Звук ответного сообщения от Кирилла вывел Глашу из раздумий, девушка прослушала аудиофайл и пошла в комнату собираться. Через полчаса она уже выбралась из дома и направилась к метро.
— Привет, — подойдя к Кириллу, проговорила она.
— Привет, — молодой человек недоумённо посмотрел на неё. — А ты что здесь делаешь?
— Ну ты же написал, что с Латуниным едешь. Вот я решила с вами, — Глаша пожала плечами.
— Глафира, — твёрдо сказала Кирилл. — Ты с нами не едешь. Я не могу смотреть ещё и за тобой.
— А тебе и не придётся, — слегка улыбнулась девушка. — Я сама о себе позабочусь.
Бессмысленный разговор затянулся до приезда Латунина, который остановился возле них на служебной машине, нервно просигналил и стал призывно махать рукой, пока его объезжали с левой стороны пылающие гневом автомобилисты. Кирилл махнул рукой и побежал к машине, Глаша заскочила на заднее сиденье, и они покатили в сторону загорода в садоводческое общество, где предположительно был участок у родителей подруги Веселовой.

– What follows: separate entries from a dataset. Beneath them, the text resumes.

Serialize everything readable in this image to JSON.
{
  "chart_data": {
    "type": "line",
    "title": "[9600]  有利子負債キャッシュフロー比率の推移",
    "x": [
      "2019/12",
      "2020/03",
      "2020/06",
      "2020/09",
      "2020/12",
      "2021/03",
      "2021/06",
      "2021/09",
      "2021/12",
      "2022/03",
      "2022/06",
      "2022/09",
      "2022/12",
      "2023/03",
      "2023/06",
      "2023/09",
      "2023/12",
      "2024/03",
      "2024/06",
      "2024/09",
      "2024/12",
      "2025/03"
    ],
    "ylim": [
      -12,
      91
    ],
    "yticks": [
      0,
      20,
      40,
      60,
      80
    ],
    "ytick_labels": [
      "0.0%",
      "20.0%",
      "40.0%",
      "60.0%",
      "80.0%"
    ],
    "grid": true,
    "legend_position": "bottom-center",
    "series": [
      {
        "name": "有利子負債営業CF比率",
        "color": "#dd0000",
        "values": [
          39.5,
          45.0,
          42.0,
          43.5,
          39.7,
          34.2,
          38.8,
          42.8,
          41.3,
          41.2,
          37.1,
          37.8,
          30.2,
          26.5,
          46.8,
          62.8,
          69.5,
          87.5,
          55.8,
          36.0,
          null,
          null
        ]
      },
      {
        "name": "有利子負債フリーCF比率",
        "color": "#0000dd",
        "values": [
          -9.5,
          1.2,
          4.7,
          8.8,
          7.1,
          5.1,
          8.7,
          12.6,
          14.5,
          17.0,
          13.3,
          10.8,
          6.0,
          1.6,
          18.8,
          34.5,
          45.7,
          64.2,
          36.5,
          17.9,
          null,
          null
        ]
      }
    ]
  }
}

— Только вот как их там найти, — вслух сказал Кирилл. — Эти садоводства как гигантские муравейники. Непонятно, кто где.
— А в справке из Росреестра разве нет адреса? — проговорила Глаша.
— Может и есть, но у них нет никакой загородной собственности. По крайней мере, на них ничего не оформлено.
— Неужели в школе или в опеке номеров родственников нет? — спросила Глаша.
— Была там бабушка со стороны матери, но умерла полгода назад, — Кирилл поморщился. — Можешь не спрашивать, не было на ней загородной собственности. У них если участок просто по членской книжке оформлен, то мы его никогда не найдём через официальные источники. Нужно только на месте, — Кирилл покопался в телефоне. — Вот одна из женщин во дворе сказала, что у них точно есть дача, однажды мать Юли рассказывала, как у них крышу сорвало. Короче, упомянула. Примерный адрес соседка сказала. Ну и дом у них голубого цвета с белой отделкой.
— Да они могли и квартиру снять, — проговорил Латунин.
— Не думаю. Все в федеральном розыске, ребёнок запуган, может в любой момент дать сбой, и тогда окружающие обратят внимание. Им нужен кто-то неприметный. Семья Юли идеально подходит, — ответила Глафира. — Да и новые люди в помощниках, это дополнительные траты и внимание со стороны, а если учесть, о каких деньгах идёт речь, то я не уверена, что Веселова будет рисковать. И потом её мышление довольно линейно, она агрессивна и не умеет договариваться. Схватила, угрожает, заставляет… она идёт путём насилия. Эта понятная для Веселовой схема. Она так выросла, в таком кругу общалась.